Miami will complete its current Climate Action Plan by May 2024, at which point it will share continued plans for reaching carbon neutrality. The sustainability committee is also working to increase sustainability education and improve Miami’s recycling and composting programs.
Miami was one of several universities to be invited by the White House to participate in a University Climate Action Network.
“We’re happy about that,” Crawford said. “They recognize what we were doing and the progress that we made in our own ecosystem.”
Before closing his presentation, Crawford talked about Miami’s Power of Will campaign, which was announced in October 2022. He said the university has raised about 60% of its $1 billion goal and plans to invest 84% of the amount raised into academics.
“Our donors are excited about Miami University,” Crawford said. “They love this place, and they show it with their passion and generosity.”
Abby Lamacchia, a senior marketing major, enjoyed how the presentation featured many accomplishments from students and others across all of Miami’s campuses.

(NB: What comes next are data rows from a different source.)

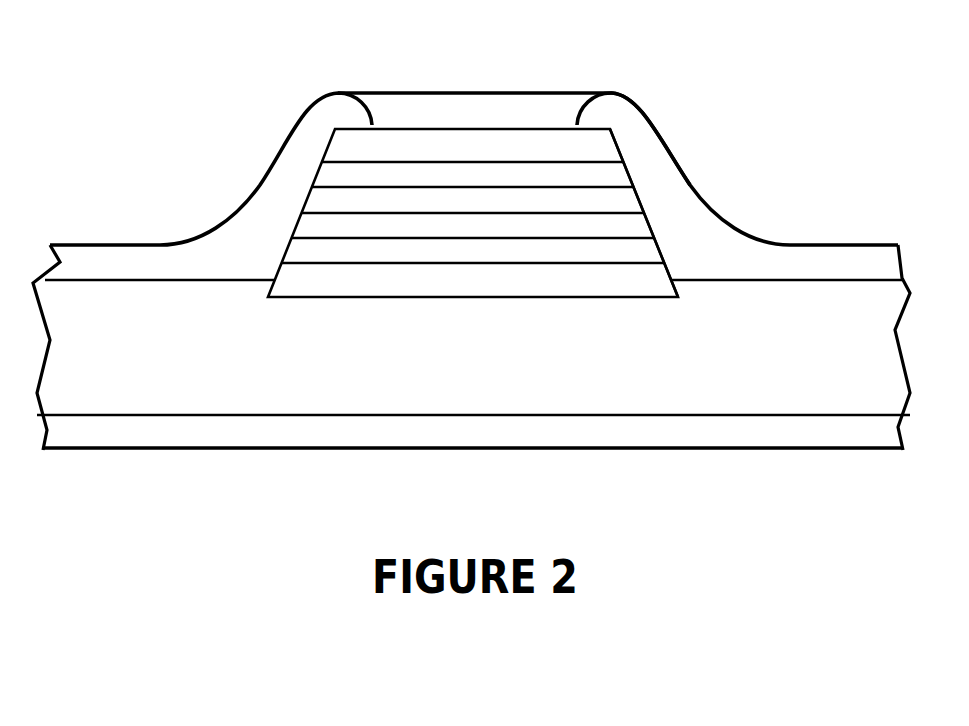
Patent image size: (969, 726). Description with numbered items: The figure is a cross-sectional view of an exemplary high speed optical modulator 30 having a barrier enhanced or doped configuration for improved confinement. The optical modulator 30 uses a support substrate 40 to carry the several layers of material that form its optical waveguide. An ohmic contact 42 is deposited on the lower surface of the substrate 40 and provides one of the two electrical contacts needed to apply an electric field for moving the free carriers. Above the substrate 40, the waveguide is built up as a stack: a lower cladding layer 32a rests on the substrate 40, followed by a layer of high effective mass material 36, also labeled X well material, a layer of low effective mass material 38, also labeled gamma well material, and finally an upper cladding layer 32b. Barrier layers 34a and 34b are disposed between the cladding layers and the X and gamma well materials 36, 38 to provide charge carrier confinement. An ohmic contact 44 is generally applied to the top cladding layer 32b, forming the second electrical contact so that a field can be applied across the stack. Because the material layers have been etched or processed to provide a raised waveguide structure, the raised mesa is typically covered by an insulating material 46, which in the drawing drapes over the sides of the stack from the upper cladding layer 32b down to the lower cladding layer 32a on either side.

The optical modulator 30 is at (283, 52).
The lower cladding layer 32a is at (657, 273).
The upper cladding layer 32b is at (333, 145).
The barrier layer 34a is at (322, 250).
The barrier layer 34b is at (603, 175).
The high effective mass material layer 36 is at (620, 225).
The low effective mass material layer 38 is at (340, 197).
The support substrate 40 is at (202, 373).
The ohmic contact 42 is at (705, 435).
The ohmic contact 44 is at (450, 93).
The insulating material 46 is at (628, 95).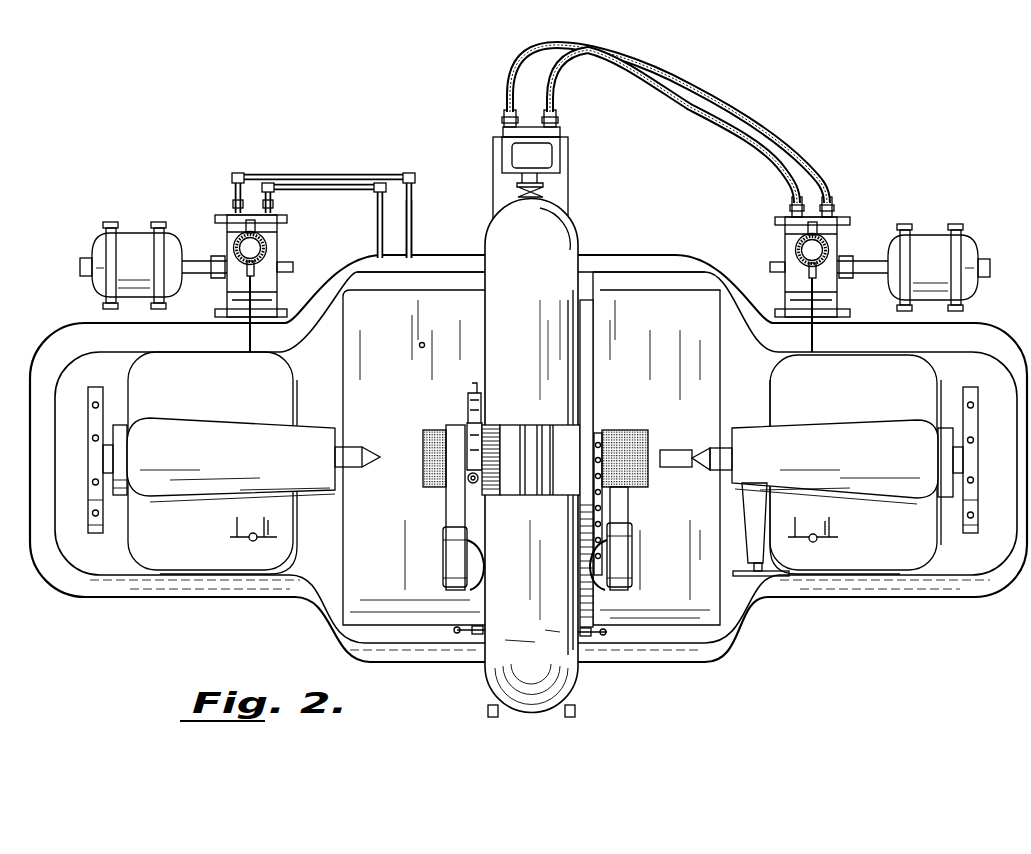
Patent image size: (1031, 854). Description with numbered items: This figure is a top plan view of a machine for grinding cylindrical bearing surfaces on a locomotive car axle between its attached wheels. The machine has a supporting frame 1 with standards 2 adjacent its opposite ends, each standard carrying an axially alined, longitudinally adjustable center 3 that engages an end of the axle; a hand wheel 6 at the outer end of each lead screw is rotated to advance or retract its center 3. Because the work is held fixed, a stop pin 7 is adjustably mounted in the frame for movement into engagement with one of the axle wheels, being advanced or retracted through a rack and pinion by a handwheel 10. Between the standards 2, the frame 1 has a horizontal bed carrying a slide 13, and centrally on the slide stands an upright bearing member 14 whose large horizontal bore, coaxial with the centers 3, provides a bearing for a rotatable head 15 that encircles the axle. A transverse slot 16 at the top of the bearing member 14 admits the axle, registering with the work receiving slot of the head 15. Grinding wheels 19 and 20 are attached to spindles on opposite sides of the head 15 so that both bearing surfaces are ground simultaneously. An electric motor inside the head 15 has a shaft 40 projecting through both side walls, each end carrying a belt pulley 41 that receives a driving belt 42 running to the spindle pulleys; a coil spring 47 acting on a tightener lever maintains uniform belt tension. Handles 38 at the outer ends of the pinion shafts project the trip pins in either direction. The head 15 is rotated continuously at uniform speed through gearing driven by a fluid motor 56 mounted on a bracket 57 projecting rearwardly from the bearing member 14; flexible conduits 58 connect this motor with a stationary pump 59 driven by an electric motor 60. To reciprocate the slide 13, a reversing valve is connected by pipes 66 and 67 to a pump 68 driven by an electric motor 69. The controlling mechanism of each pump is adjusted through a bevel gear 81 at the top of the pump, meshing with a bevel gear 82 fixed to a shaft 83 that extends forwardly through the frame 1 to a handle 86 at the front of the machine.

The supporting frame 1 is at (688, 662).
The standards 2 is at (226, 432).
The centers 3 is at (352, 455).
The hand wheel 6 is at (92, 426).
The stop pin 7 is at (682, 452).
The handwheel 10 is at (774, 578).
The slide 13 is at (686, 288).
The bearing member 14 is at (570, 238).
The rotatable head 15 is at (593, 433).
The transverse slot 16 is at (518, 497).
The grinding wheel 19 is at (639, 432).
The grinding wheel 20 is at (425, 442).
The handles 38 is at (490, 716).
The motor shaft 40 is at (470, 591).
The belt pulley 41 is at (447, 561).
The driving belt 42 is at (446, 500).
The coil spring 47 is at (604, 522).
The fluid motor 56 is at (560, 152).
The bracket 57 is at (566, 186).
The flexible conduits 58 is at (722, 116).
The pump 59 is at (838, 258).
The electric motor 60 is at (932, 240).
The pipe 66 is at (413, 226).
The pipe 67 is at (340, 176).
The pump 68 is at (278, 263).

“I really enjoyed just all the student accolades,” Lamacchia said. “I think those are things that I didn't even realize were happening as a student and so to learn what my peers are doing, the amazing accomplishments that they are taking on was just a really neat thing to have showcased.”
Kenzie Bryant, a graphic designer with University Communications and Marketing, echoed Lamacchia’s appreciation of the highlighted accomplishments.
“It's really exciting to see the Power of Will and see that campaign come to light,” Bryant said, “and see all the great things that not only our faculty and staff are doing, but our students and alumni.”